Block Chairs: Felisha Rohan-Minjares, MD, and Ann Morrison, MD
Doctoring 3: Practical Immersion Experience
The Practical Immersion Experience is a 6-week rural community-based clinical preceptorship experience during which students live in the community to which they are assigned. Students will be mentored by a practicing community physician. PIE offers the opportunities to learn in the setting of a clinical practice, using the skills and knowledge acquired during previous lectures, Clinical Reasoning small groups, and clinical and communication skills from Doctoring 1 and 2. Students will integrate basic science and Doctoring skills into the day-to-day life of the practice of medicine, using patients and their problems as the springboard for their learning. PIE also offers the opportunity to observe first-hand the impact of being a physician on one’s own life and lifestyle.
Block Chairs: Dan Stulberg, MD, and Ann Morrison, MD
Doctoring 4: Equipping your professional toolbox.
The focus of this course is for students to build on clinical skills from previous Doctoring courses and to observe and practice focused evaluations of patients related to the concurrent basic science organ system curriculum. Students deliver oral presentations and provide written documentation of the healthcare encounter under the mentorship of primary care physicians. Students participate in the “Healer’s Art” curriculum related to the value of the human dimension of health care, and explore medical ethics through case studies. Building on the exploration of perspectives from Doctoring 2, students reflect on the effect of clinician bias and stereotyping and their own attitudes and perceptions of different groups in society in the context of patient cases related to substance use, geriatrics, and gender identity.
Block Chairs: Jennifer Benson, MD, and Ann Morrison, MD
Doctoring 5: Transitions
The goal of the Transitions block is to assist students in transitioning from the basic science years of the curriculum to the clinical clerkships. The objectives of the transitions block are accomplished by a combination of specially designed small-group cases, lectures, demonstrations, labs, panels and numerous practical exercises to reinforce the skills needed for future success in the clinical environment.

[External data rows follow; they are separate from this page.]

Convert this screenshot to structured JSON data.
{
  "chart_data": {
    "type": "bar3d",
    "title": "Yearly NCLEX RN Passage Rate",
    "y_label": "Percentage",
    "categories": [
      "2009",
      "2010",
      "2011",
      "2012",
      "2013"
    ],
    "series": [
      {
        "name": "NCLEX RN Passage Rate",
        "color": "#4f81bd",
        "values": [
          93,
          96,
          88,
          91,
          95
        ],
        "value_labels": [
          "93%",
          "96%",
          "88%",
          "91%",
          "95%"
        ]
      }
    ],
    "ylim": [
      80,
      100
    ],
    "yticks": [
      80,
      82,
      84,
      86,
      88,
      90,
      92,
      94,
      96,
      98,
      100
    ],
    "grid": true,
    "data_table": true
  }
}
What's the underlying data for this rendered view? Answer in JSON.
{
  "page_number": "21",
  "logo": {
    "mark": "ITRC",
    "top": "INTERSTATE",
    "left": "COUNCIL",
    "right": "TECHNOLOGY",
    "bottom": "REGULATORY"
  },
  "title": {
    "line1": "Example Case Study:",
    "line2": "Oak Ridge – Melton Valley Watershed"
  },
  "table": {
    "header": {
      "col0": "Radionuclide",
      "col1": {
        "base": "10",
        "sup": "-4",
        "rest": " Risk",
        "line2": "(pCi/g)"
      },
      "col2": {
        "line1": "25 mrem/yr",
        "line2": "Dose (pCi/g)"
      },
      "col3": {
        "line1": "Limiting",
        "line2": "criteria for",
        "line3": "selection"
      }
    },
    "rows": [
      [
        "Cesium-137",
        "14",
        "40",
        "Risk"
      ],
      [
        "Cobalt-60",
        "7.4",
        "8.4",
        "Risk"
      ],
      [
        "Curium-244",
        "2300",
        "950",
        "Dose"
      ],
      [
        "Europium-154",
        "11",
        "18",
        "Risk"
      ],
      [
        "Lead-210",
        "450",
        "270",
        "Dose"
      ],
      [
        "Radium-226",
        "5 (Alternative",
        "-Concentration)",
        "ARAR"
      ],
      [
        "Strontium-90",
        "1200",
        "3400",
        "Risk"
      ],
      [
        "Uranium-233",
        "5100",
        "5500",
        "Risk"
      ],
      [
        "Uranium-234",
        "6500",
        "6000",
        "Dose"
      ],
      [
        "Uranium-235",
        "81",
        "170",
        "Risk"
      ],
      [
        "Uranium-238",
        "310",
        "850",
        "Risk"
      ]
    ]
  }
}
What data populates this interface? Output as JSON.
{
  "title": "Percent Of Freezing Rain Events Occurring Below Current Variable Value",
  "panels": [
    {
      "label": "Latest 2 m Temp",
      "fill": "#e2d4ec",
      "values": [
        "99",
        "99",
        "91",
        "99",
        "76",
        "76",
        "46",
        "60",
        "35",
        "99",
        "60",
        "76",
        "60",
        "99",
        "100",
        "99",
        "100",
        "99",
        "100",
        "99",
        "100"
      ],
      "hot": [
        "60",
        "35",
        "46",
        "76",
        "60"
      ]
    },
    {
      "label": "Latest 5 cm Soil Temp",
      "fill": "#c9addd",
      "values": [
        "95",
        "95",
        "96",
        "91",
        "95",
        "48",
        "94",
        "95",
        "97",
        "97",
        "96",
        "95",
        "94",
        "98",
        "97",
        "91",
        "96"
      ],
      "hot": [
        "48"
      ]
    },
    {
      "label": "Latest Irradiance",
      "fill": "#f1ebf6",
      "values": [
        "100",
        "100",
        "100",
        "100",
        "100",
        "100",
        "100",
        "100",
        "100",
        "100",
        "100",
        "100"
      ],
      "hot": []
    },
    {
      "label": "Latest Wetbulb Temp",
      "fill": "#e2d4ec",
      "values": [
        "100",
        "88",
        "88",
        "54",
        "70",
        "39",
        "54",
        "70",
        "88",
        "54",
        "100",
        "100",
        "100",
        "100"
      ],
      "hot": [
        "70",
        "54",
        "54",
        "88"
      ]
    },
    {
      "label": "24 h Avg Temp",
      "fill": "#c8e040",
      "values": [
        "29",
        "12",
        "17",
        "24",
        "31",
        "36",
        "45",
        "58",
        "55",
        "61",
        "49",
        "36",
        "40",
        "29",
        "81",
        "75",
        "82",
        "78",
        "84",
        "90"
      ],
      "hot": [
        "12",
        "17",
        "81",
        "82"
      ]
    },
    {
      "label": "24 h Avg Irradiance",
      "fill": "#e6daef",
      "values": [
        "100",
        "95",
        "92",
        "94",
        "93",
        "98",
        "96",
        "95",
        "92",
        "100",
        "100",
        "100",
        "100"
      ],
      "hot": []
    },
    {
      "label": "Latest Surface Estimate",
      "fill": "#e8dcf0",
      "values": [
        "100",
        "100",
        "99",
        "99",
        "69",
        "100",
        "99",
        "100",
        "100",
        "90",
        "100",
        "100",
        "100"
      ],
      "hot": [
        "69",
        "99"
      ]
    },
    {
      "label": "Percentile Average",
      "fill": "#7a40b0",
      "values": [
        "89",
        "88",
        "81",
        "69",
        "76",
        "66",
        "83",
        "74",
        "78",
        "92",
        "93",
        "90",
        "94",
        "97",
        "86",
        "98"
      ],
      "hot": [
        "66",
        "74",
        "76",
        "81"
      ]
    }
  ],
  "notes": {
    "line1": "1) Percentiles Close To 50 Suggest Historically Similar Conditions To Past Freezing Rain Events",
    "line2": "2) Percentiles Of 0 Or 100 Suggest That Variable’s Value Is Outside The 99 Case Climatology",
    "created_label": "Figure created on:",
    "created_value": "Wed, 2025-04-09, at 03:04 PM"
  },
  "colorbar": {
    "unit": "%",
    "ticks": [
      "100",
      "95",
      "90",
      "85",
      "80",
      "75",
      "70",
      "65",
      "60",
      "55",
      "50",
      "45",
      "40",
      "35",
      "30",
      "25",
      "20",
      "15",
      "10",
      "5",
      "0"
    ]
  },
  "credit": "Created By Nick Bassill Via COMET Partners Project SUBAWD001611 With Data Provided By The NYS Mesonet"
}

Block Chairs: LeRoy Danielson, MD, and Ann Morrison, MD
Doctoring 6: Honing Your Skills and Cultivating Resilience in Clinical Practice
This course builds on prior Doctoring course curricula, encouraging students to apply clinical and communication skills to the practice of medicine, while nurturing their professional identity development and addressing cross-cutting issues that impact patient care and professional life regardless of specialty. Topics include: professional identity formation, Wellness, ethics, substance use, and difficult physician-patient relationships.
Block Chairs: Esme Finlay, MD, and Ann Morrison, MD
Medical Student Scholarly Project
Scholarship is an important component of the curriculum. Each medical student is required to engage in a faculty-mentored scholarly project, as a requirement for graduation. Designed to help students develop practical skills in the scientific method and understanding of the role of research in informing clinical practice, students will develop and complete a scholarly project in an area of interest related to medical science and/or health care. Students will publicly present or publish their results prior to graduation.